The other middle school students and ninth-graders told her that no one would miss her if she killed herself. And they dared her to try it.
Because she was overweight from a hormone imbalance, she heard jeers from her peers like "whales are not allowed in shark country." Because she was awake all night with nightmares, replaying the bullying that tortured her by day, she fell asleep in class, and her bullies snapped photographs of her dozing off at her desk, posting them on social media sites.
Bonny O'Donnell, 17, now a junior at Savannah High School in Georgia, was diagnosed with Post Traumatic Stress Disorder as a result of the bullying, and was taking medications for anxiety, depression and insomnia.
But late last summer, it all began to change for Bonny: Her therapist suggested she try using a service dog to help treat what had become a crippling fear of people and leaving the house. It took months to persuade the school to allow Carson in, but last month Bonny won her argument.
This week she will go to classes with the dog for the first time. And for the first time since she can remember, Bonny is not afraid to go to school.
"This is a huge victory," Bonny said.
Over the past several years, an exploding number of groups have trained and placed service dogs with children on the autism spectrum, adopted children with fetal-alcohol syndrome, combat veterans suffering with post-traumatic stress and brain injury, and the mentally ill.
But Bonny may be a pioneer. Service dog and bullying experts said they had not heard of a dog being used to help treat bullying-related trauma.
After her therapist suggested it, Bonny and her family began looking for a dog that could accompany her, and found Carson, a 50-pound Labrador-Husky mix on Craigslist.
At the time, Carson was being trained as a therapy dog — there is a crucial distinction between that and a working service dog under federal disability law.
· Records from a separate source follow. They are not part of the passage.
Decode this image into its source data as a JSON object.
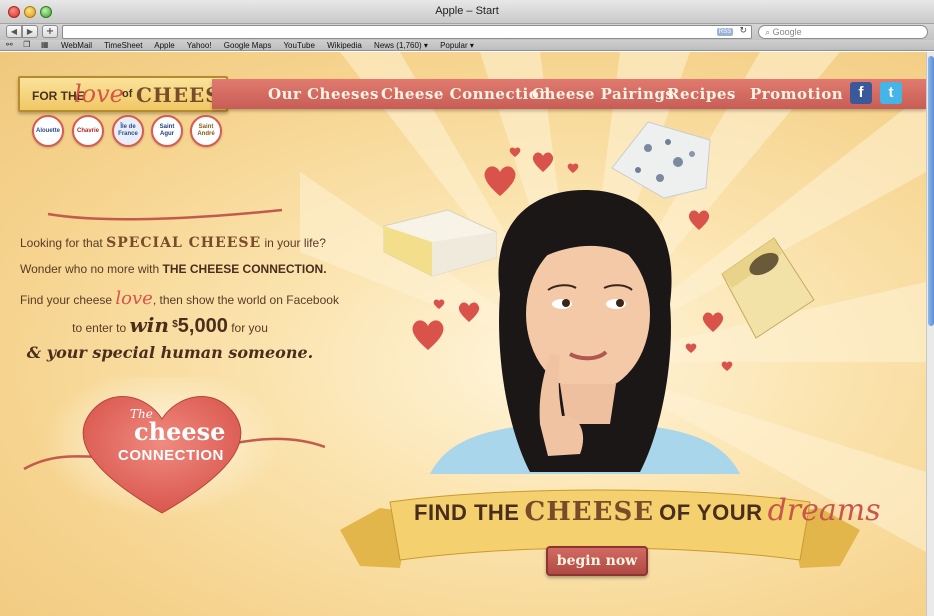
{
  "browser": {
    "window_title": "Apple – Start",
    "search_placeholder": "Google",
    "url": "",
    "rss_label": "RSS",
    "bookmarks": [
      "WebMail",
      "TimeSheet",
      "Apple",
      "Yahoo!",
      "Google Maps",
      "YouTube",
      "Wikipedia",
      "News (1,760) ▾",
      "Popular ▾"
    ]
  },
  "logo": {
    "for_the": "FOR THE",
    "love": "love",
    "of": "of",
    "cheese": "CHEESE"
  },
  "nav": {
    "items": [
      "Our Cheeses",
      "Cheese Connection",
      "Cheese Pairings",
      "Recipes",
      "Promotion"
    ],
    "social": [
      "facebook-icon",
      "twitter-icon"
    ]
  },
  "brands": [
    "Alouette",
    "Chavrie",
    "Île de France",
    "Saint Agur",
    "Saint André"
  ],
  "promo": {
    "line1_pre": "Looking for that",
    "line1_em": "SPECIAL CHEESE",
    "line1_post": "in your life?",
    "line2_pre": "Wonder who no more with",
    "line2_em": "THE CHEESE CONNECTION.",
    "line3_pre": "Find your cheese",
    "line3_em": "love",
    "line3_post": ", then show the world on Facebook",
    "line4_pre": "to enter to",
    "line4_win": "win",
    "line4_sup": "$",
    "line4_amount": "5,000",
    "line4_post": "for you",
    "line5": "& your special human someone."
  },
  "heart_badge": {
    "the": "The",
    "cheese": "cheese",
    "connection": "CONNECTION"
  },
  "banner": {
    "find_the": "FIND THE",
    "cheese": "CHEESE",
    "of_your": "OF YOUR",
    "dreams": "dreams"
  },
  "cta": {
    "label": "begin now"
  },
  "colors": {
    "ribbon": "#d06a62",
    "background": "#f6d48f",
    "heart": "#d9534a",
    "text": "#5a3a26"
  }
}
Bonny and her parents — Vicki, a fourth-grade teacher in the same public school district her daughter attends, and Dale, a security guard at a factory in town — brought the dog, now 3, home in August.
It wasn't long before Bonny noticed how much the dog was helping her, and the family made an appointment with the principal to see if Carson would be allowed to go to school.
It was a no-go, but eventually, citing what school officials said was a painstaking decision, the school agreed that allowing Carson on campus was best for Bonny.
In-depth research into how service dogs like Carson successfully perform their psychiatric duties is in its infancy. Dogs can pick up the scent of the stress hormone cortisol, and Carson can anticipate an oncoming panic attack.
He will rub his nose against her or lick her face to distract her from the source of her anxiety, and he has repeatedly helped to lower her pulse, Bonny and her mother said. The other savior for Bonny, Carson's ability to perform another officially recognized service dog task known as "deep pressure therapy," comes when Carson leans against her in a tense situation, his weight acting as a calming mechanism.
"There is good science behind this," said Brian Hare, an associate professor of evolutionary anthropology who is heading up new research at Duke University, looking at what specific canine traits could make for the best assistant dogs. "But in a classroom, there are going to be people who have phobias, who will be allergic — you have to balance it all out."